Um conto gótico

 

Um conto gótico

Portuguese

No seu mundo solitário e, por vezes, um pouco escuro, vivia uma pequena e doce menina que, devido às fortes e traiçoeiras investidas da vida, aprendeu a erguer enormes muros de solidão em seu redor, para que, nunca mais, voltasse a ser magoada.

O seu coração havia-se tornado tão negro que todos os seus pensamentos, mesmo os mais profundos da sua alma, se tinham tornado sufocantemente angustiantes.

A sua vida era, simplesmente, a morte. A sua essência, aquilo que a mantinha ligada a essa vida, era o sangue. Desde sempre aprendera a viver sozinha guiada pelo seu Anjo Negro.

Os cisnes negros não se assustaram com a sua presença quando ela deles se aproximou.

No reflexo que se espelha nas águas geladas do lago está estampada toda a tristeza da sua alma. Dos seus olhos brotam lágrimas que se fundem com as negras e geladas águas do lago, que as leva, ao sabor do vento, tentando que, elas, se afastem daquela pequena, doce e triste menina que não pára de chorar.

A dor que lhe vai na alma é tão grande que a consegue ver espelhada nas águas do lago quando olha para o seu reflexo.Os cisnes negros aproximam-se dela, olhando-a com olhos tristes como que a perguntar-se como pode uma pobre alma suportar tamanha dor, como pode um coração tão doce não parar de sangrar, como podem aqueles tristes olhos estar sempre afogados em lágrimas que teimam em não parar de saír.
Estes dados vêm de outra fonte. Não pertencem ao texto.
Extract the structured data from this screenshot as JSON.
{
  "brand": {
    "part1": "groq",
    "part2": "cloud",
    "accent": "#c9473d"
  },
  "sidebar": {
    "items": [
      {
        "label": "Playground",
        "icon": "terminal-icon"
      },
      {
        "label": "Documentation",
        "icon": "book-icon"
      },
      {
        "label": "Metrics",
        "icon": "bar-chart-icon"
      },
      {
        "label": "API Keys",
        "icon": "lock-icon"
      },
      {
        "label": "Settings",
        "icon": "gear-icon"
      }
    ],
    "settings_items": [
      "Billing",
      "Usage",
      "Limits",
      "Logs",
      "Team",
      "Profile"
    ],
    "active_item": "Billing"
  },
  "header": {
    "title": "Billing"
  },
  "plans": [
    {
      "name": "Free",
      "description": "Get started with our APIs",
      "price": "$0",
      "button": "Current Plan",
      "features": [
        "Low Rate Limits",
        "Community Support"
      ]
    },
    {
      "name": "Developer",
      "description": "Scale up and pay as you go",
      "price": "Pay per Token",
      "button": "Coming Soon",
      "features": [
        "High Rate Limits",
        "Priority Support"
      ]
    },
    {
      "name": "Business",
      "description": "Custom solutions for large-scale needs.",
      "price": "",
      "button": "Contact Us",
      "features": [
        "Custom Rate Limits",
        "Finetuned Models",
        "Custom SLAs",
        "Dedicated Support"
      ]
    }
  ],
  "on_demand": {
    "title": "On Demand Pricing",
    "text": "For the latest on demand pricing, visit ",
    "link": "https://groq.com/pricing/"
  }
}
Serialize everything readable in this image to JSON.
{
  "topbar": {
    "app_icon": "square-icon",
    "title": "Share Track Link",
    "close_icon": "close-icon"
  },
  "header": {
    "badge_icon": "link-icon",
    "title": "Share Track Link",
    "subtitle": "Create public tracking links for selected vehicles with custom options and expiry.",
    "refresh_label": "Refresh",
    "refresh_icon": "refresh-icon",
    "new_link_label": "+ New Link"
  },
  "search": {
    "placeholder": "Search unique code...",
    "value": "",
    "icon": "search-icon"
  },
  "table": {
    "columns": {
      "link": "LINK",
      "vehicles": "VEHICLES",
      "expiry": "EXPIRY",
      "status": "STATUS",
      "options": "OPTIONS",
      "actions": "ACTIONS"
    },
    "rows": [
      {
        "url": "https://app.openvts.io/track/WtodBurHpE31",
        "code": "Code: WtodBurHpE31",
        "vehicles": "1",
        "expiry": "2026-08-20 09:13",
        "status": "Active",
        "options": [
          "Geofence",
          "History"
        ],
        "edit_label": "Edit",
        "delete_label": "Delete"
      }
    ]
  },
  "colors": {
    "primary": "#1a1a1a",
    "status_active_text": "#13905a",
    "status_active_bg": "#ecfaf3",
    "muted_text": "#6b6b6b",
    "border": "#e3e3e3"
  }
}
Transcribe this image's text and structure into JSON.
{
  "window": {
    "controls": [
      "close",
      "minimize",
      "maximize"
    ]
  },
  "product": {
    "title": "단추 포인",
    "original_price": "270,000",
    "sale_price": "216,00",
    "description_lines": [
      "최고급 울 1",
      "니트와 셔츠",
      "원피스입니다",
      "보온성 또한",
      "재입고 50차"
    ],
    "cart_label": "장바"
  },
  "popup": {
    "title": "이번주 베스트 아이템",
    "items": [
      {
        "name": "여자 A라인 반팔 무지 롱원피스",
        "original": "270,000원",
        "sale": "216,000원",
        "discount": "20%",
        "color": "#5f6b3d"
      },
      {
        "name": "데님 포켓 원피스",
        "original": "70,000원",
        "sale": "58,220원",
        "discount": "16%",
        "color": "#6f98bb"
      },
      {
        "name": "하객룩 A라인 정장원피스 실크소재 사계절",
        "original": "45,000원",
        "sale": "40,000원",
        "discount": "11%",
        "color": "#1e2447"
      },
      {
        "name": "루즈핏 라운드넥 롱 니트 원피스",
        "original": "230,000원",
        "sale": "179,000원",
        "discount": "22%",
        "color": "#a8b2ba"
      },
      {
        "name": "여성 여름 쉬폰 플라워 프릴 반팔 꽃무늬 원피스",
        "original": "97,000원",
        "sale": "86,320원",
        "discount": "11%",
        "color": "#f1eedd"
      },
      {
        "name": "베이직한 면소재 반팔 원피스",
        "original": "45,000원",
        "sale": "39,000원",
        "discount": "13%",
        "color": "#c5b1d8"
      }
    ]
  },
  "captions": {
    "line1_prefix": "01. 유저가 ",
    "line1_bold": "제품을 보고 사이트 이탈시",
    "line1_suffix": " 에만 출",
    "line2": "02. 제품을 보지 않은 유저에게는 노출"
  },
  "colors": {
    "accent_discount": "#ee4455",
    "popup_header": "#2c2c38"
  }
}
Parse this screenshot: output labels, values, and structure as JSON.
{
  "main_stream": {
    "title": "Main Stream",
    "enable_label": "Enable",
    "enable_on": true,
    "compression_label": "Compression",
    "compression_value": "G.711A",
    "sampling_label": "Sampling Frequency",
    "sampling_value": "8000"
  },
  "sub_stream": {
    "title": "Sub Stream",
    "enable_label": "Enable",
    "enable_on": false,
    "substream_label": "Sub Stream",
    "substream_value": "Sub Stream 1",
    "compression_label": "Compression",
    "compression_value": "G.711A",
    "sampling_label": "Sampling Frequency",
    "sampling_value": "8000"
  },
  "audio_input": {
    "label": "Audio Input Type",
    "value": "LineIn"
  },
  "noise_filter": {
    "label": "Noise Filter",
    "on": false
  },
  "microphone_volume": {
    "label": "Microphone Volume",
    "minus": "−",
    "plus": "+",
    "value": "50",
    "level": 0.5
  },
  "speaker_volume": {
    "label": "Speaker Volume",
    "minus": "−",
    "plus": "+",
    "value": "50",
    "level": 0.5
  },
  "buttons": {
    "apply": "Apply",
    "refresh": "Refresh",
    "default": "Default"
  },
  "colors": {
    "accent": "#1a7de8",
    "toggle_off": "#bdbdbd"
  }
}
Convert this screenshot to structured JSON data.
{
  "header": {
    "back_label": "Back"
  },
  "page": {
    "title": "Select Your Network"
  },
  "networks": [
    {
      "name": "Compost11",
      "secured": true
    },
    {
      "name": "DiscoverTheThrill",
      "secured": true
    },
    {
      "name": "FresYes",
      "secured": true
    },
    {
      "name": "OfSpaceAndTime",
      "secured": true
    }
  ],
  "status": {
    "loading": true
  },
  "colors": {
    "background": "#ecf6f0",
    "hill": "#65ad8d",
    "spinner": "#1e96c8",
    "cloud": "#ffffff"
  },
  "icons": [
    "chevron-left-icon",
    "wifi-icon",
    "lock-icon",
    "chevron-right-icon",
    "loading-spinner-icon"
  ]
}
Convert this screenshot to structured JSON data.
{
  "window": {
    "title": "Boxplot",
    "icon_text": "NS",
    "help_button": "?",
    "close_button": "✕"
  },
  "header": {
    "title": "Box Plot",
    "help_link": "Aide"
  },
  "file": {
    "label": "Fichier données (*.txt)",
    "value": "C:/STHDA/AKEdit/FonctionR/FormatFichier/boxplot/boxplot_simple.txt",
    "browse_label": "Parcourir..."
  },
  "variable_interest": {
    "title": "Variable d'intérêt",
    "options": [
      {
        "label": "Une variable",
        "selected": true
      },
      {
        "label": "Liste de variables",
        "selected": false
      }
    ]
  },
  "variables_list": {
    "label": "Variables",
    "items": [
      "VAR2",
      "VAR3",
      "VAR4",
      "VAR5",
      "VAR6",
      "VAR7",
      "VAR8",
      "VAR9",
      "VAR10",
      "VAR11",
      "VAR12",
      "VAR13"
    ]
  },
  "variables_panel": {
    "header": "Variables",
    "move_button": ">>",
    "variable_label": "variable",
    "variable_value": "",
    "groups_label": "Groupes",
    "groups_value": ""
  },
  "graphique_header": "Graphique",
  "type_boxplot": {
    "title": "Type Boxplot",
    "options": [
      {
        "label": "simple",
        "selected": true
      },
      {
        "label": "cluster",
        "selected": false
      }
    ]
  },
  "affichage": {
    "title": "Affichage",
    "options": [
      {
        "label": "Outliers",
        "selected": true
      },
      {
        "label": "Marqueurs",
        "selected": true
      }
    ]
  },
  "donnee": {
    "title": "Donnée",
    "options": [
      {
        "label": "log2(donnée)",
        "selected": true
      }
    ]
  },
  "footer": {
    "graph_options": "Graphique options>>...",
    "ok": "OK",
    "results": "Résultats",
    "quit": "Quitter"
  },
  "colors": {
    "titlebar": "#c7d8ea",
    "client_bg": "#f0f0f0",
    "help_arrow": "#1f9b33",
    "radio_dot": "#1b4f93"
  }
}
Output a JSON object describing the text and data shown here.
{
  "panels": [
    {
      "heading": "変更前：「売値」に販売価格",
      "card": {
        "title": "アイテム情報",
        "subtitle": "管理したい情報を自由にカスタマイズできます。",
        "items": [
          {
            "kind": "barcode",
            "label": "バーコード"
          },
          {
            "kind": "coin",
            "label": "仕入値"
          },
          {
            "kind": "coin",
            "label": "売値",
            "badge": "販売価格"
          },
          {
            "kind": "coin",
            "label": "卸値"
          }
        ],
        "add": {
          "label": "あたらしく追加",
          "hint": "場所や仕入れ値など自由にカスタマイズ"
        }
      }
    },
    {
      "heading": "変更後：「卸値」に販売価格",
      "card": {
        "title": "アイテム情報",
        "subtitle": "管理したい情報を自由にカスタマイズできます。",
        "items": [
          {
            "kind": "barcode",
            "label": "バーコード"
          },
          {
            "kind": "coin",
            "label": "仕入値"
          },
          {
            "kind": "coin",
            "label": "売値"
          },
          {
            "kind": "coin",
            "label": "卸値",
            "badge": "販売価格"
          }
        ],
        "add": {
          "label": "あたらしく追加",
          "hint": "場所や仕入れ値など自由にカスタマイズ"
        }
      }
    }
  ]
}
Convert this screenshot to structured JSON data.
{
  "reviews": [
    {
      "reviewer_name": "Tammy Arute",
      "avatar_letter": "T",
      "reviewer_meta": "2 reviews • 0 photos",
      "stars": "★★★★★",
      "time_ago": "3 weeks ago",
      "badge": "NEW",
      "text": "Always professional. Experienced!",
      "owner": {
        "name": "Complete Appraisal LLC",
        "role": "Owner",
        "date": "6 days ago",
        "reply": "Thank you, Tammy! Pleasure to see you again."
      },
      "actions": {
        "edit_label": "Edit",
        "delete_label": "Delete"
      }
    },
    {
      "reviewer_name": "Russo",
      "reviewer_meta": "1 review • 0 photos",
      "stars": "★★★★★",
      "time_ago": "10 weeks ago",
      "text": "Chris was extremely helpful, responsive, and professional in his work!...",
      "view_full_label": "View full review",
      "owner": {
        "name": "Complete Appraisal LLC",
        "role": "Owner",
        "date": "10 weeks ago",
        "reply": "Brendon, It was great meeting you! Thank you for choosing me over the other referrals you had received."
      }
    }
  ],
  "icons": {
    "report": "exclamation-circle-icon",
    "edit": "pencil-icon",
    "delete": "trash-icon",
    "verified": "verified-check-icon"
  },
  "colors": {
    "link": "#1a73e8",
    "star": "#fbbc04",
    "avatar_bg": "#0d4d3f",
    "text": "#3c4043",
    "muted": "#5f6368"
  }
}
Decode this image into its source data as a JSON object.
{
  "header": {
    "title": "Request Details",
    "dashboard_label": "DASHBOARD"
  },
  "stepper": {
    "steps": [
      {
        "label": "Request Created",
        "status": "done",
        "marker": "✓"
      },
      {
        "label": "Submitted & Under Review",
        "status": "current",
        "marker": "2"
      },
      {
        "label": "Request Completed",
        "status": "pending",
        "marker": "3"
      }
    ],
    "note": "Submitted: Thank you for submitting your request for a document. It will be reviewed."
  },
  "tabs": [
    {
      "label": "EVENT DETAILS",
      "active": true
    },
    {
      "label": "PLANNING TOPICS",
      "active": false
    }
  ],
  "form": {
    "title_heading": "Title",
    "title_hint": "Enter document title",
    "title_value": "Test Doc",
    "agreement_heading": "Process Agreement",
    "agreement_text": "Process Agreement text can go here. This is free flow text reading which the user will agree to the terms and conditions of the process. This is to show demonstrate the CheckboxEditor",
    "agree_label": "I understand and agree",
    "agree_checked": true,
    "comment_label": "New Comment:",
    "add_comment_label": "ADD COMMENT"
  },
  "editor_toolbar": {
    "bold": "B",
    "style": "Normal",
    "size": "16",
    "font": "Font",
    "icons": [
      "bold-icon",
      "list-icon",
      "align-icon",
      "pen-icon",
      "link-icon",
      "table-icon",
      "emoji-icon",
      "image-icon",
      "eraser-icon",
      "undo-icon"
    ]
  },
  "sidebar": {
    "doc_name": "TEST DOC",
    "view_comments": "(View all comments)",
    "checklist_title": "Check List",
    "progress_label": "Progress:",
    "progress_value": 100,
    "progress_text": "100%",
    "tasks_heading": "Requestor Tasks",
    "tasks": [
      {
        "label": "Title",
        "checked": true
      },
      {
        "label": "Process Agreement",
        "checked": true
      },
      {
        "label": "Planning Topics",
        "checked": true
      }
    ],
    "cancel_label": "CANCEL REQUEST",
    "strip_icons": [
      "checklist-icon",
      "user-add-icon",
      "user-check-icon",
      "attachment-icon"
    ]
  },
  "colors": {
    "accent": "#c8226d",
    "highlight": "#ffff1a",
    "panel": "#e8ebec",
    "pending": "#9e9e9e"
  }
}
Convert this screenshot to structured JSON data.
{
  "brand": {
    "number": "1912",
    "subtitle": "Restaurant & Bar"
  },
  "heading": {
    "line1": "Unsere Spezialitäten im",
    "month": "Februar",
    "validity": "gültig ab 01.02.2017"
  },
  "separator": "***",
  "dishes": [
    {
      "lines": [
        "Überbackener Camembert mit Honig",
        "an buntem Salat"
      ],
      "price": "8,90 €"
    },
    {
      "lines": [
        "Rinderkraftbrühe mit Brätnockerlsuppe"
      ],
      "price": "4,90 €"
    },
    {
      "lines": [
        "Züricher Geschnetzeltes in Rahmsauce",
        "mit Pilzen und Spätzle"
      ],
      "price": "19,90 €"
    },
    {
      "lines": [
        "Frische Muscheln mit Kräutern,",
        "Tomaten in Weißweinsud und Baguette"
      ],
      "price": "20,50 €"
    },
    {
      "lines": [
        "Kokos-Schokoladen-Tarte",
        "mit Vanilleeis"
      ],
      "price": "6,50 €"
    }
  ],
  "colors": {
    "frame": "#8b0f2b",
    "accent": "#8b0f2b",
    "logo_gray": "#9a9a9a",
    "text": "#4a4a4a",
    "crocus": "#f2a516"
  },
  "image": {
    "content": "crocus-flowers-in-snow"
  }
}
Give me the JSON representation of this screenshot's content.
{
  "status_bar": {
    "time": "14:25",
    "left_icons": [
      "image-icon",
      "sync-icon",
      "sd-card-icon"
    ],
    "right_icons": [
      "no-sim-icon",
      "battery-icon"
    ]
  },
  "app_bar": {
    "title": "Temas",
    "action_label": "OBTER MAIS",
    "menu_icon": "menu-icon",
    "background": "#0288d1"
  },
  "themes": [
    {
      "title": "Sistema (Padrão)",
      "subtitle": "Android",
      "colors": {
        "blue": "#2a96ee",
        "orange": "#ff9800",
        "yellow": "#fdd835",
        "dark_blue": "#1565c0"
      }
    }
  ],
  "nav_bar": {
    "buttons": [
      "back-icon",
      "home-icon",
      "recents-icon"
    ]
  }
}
Como pode aquela menina, com tanta dor dentro dela, encontrar forças e coragem para demonstrar um ténue sorriso quando encontra uma frágil rosa negra sem espinhos?

Ela colhe a sua rosa olhando para os céus, a noite começa a caír. Sente-se como aquela pequena rosa, ambas têm uma alma negra, mas frágil, que não tem como se proteger da dor que lhe provocam, assim como aquela rosa não se consegue proteger por não ter espinhos nela.Leva-a consigo. Irá protegê-la e cuidar dela para que nada nem ninguém a possa magoar.

Vira as costas ao lago com um último olhar triste para os cisnes negros que lhe devolvem o olhar e se perguntam quando virá também alguém “colher” aquela pobre menina para a proteger e não deixar que mais ninguém a magoe?

O crepúsculo abate-se sobre ela e o seu mundo, ao longe consegue ouvir o mar, revoltado, a embater nas rochas. O nevoeiro encobre a lua que tenta começar a brilhar.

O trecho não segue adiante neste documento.